Earlier this year, Mongol was nominated for an Academy Award as Best Foreign Language Film. It didn't win, but the nomination was richly deserved. Coming to DVD and Blu-Ray on October 14, the movie is visually stunning, historically interesting, and very entertaining. It can be difficult for foreign language films to break ground at the box office. They seldom get wide releases, and so it's hard for people in smaller towns to find them. If you have any interest in foreign films or historical epics, put Mongol at the top of your list to see in the home video format.
Russian director Sergei Bodrov focuses on the early years of Genghis Khan who, when we meet him, is known by his birth name of Temudgin. The film shows us certain aspects of his childhood: his father taking him to a neighboring tribe to find a future wife, seeing his mother enslaved, escaping from persecution. These early scenes lay important groundwork, as Temudgin sees the Mongols split into various factions and the skirmishes that are caused by that split.

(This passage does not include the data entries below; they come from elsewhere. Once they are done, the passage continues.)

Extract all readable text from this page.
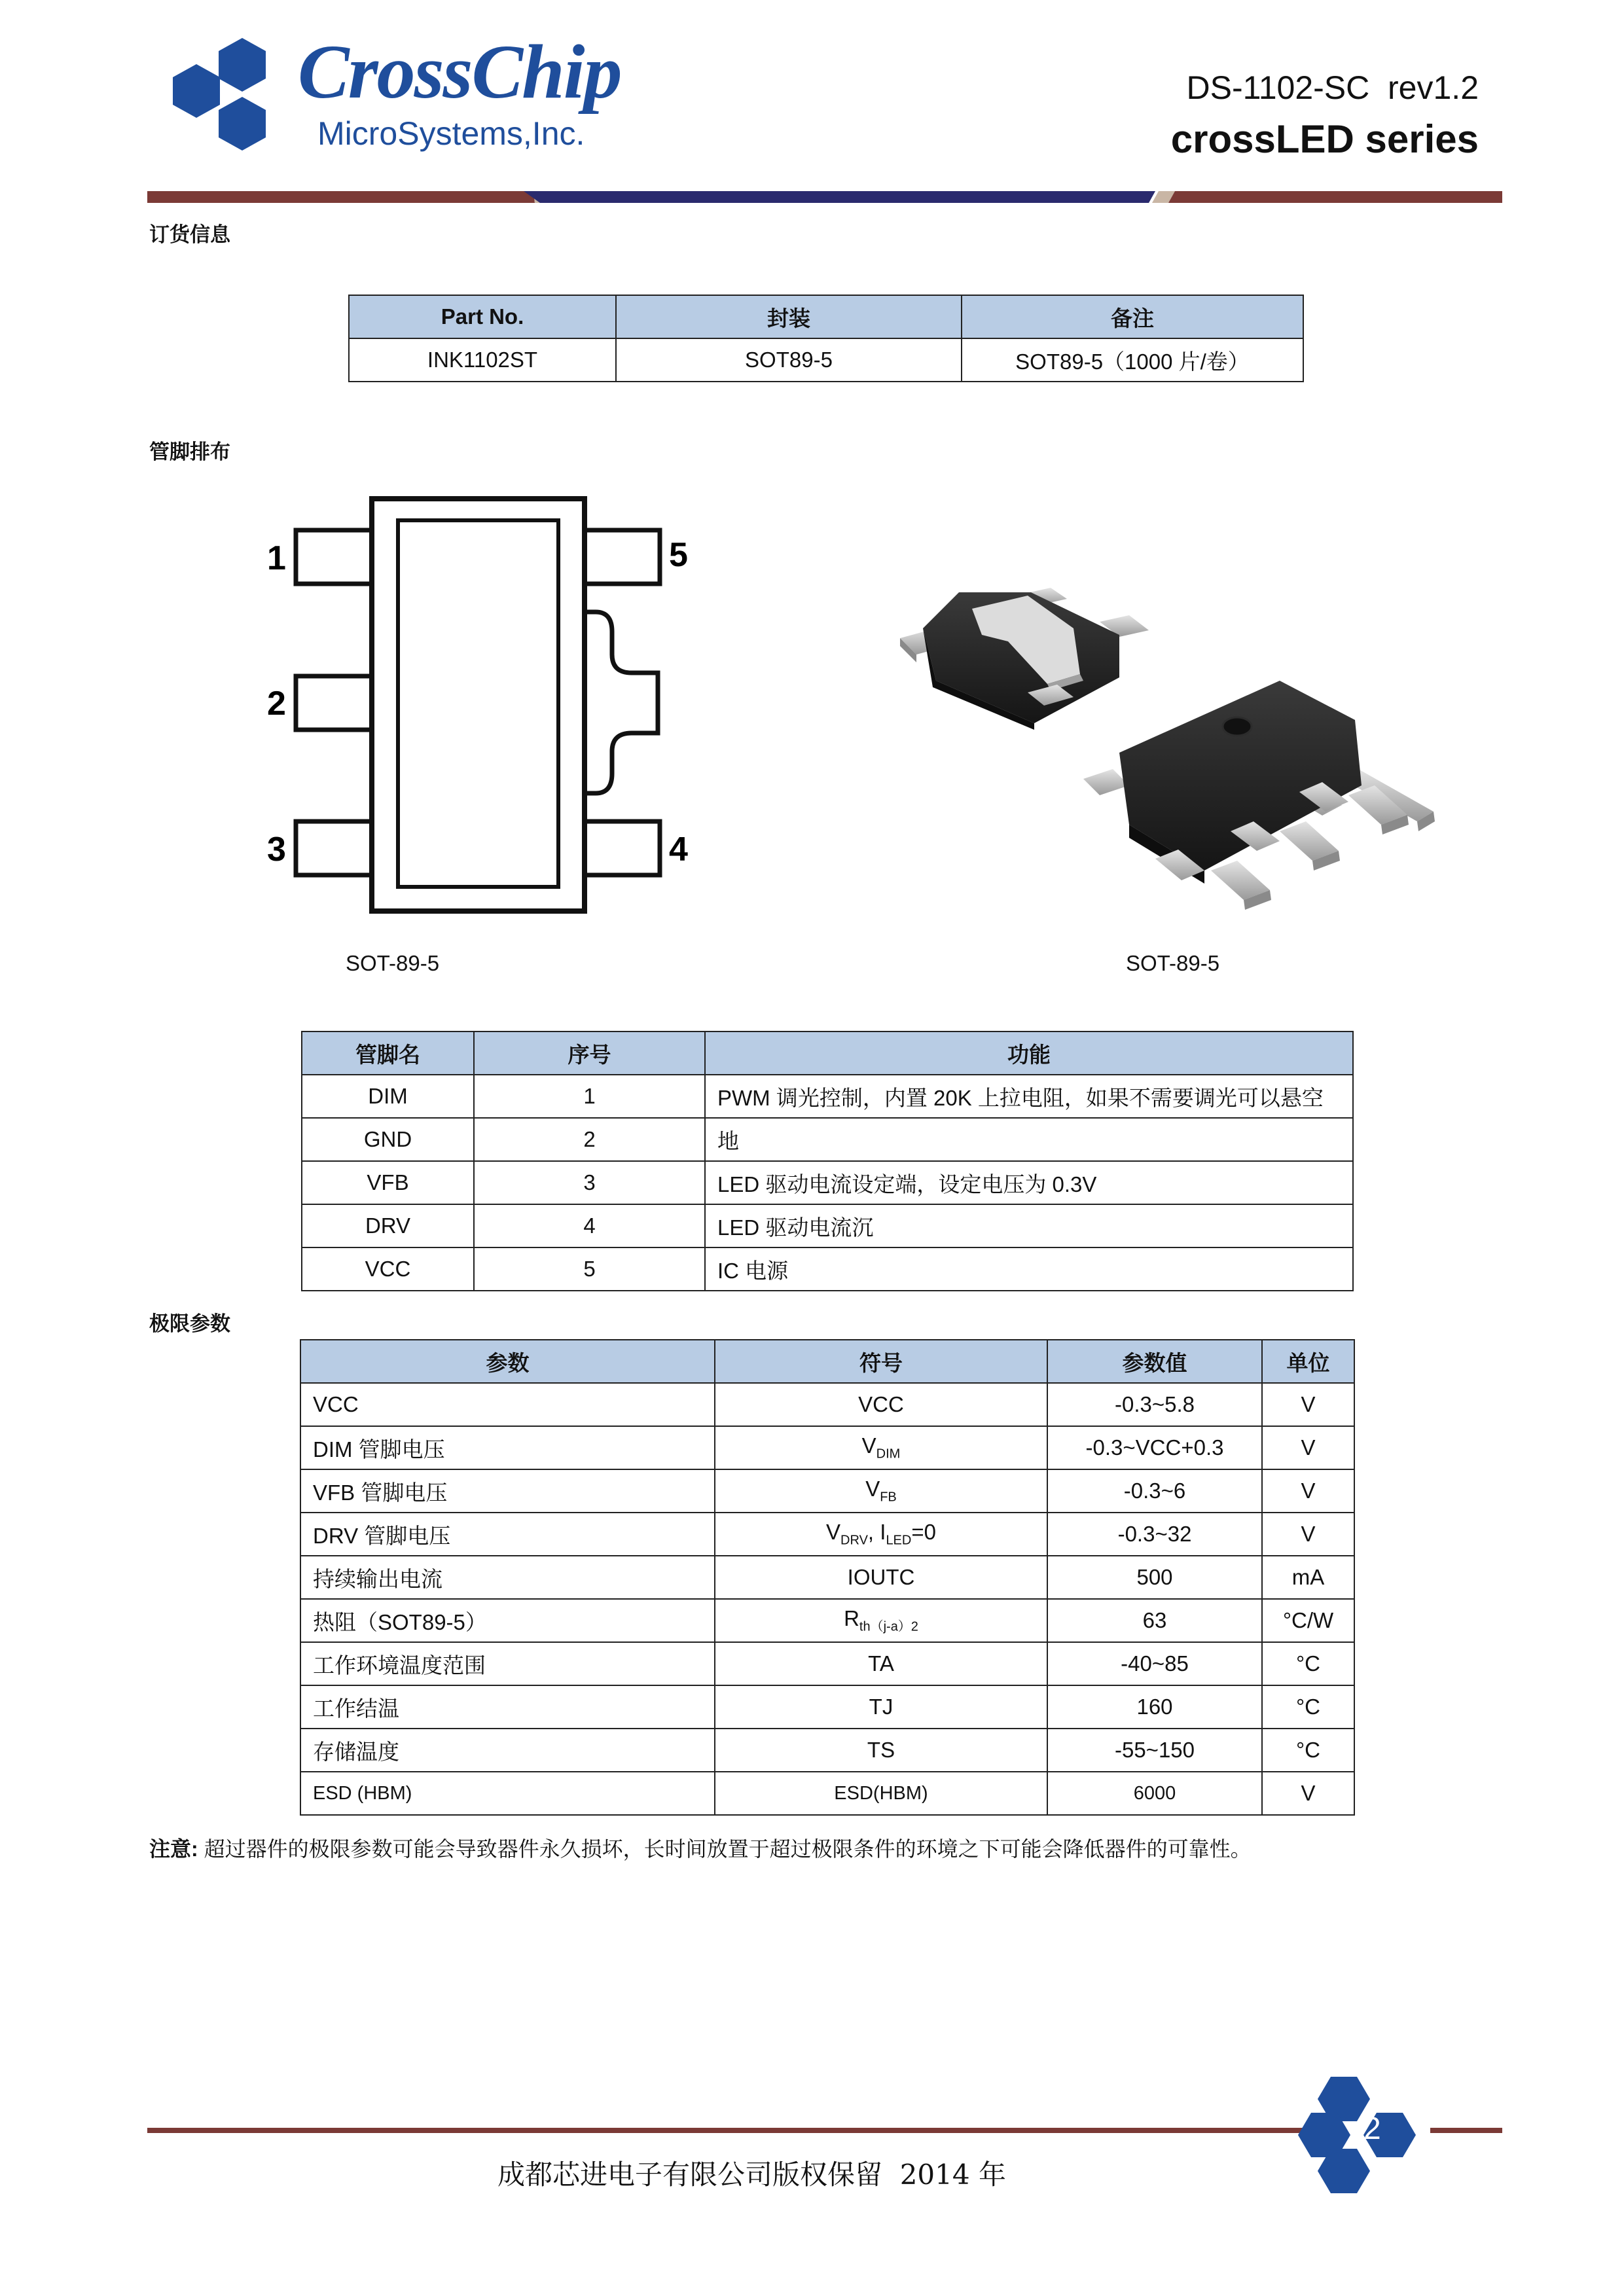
CrossChip
MicroSystems,Inc.
DS-1102-SC  rev1.2
crossLED series
订货信息
Part No.	封装	备注
INK1102ST	SOT89-5	SOT89-5（1000 片/卷）
管脚排布
1
2
3	4
5
SOT-89-5	SOT-89-5
管脚名	序号	功能
DIM	1	PWM 调光控制，内置 20K 上拉电阻，如果不需要调光可以悬空
GND	2	地
VFB	3	LED 驱动电流设定端，设定电压为 0.3V
DRV	4	LED 驱动电流沉
VCC	5	IC 电源
极限参数
参数	符号	参数值	单位
VCC	VCC	-0.3~5.8	V
DIM 管脚电压	$V_{DIM}$	-0.3~VCC+0.3	V
VFB 管脚电压	$V_{FB}$	-0.3~6	V
DRV 管脚电压	$V_{DRV}$, $I_{LED}=0$	-0.3~32	V
持续输出电流	IOUTC	500	mA
热阻（SOT89-5）	$R_{th(j-a)2}$	63	°C/W
工作环境温度范围	TA	-40~85	°C
工作结温	TJ	160	°C
存储温度	TS	-55~150	°C
ESD (HBM)	ESD(HBM)	6000	V
注意: 超过器件的极限参数可能会导致器件永久损坏，长时间放置于超过极限条件的环境之下可能会降低器件的可靠性。
2
成都芯进电子有限公司版权保留  2014 年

Later, we see him as an adult (played by Tadanobu Asano). He has married Borte (Khulan Chuluun), the bride he chose as a child. So many accounts of Genghis Khan present him as a barbarian, yet the film depicts him as a loving husband and proud, ambitious leader who dreams of uniting all the Mongols against common enemies.
That's a very abbreviated version of the plot of Mongol. I go into such little detail because what physically happens isn't as important as why it happens. Perhaps the most interesting thing about the picture is that it humanizes Khan (actually Temudgin) so that we may understand what might have led him to eventually conquer half the world. Scarred by things he saw as a child, fueled by patriotism for his country, and driven by his undying love for Borte, he endures both imprisonment and combat for what he thinks is right. The approach Bodrov takes offers shape to our preconceived notions about Genghis Khan. Which is not to say that the film glamorizes him - he is, in fact, quite flawed at times - but rather to say that it provides important perspective on a historical figure.
Tadanobu Asano is outstanding in the central role. Commanding and sympathetic, he draws us in, making us eager to understand more about how Temudgin works his way toward his destiny. Some actors are great playing leaders, but not identifiable humans. Others can be relatable, without selling us on the idea that others would follow them. Asano does both superbly, in much the same way that Russell Crowe did in Master and Commander.
There are, of course, some battle scenes, which are magnificently staged. They feel real, rather than the overly-staged and -choreographed battles that sometimes mar historical epics (Troy, Kingdom of Heaven, etc.). The sense of danger is conveyed, as is the sense of strategy Temudgin brought to combat. This is most notable in the finale, when he leads his outnumbered troops into battle with some innovative tactics.
Gorgeous, atmospheric cinematography and art design add to the realism. Mongol is the kind of movie you can get lost in. It's amazing to look at without ever being "showy" or taking you out of the story. The first-rate production values add something palpable to the film's historic value.
Mongol ends with Temudgin about to embark on the events that would turn him into Genghis Khan and earn him eternal recognition. There's an old saying about how the journey is more important than the destination. In his case, the destination was pretty significant too, but the journey there undoubtedly makes for a riveting cinematic experience.
( 1/2 out of four)
Mongol will be available on DVD and Blu-ray in its original widescreen format on October 14. There are no special features, but the movie looks and sounds phenomenal on DVD.
Mongol is rated R for sequences of bloody warfare. The running time is 2 hours and 6 minutes.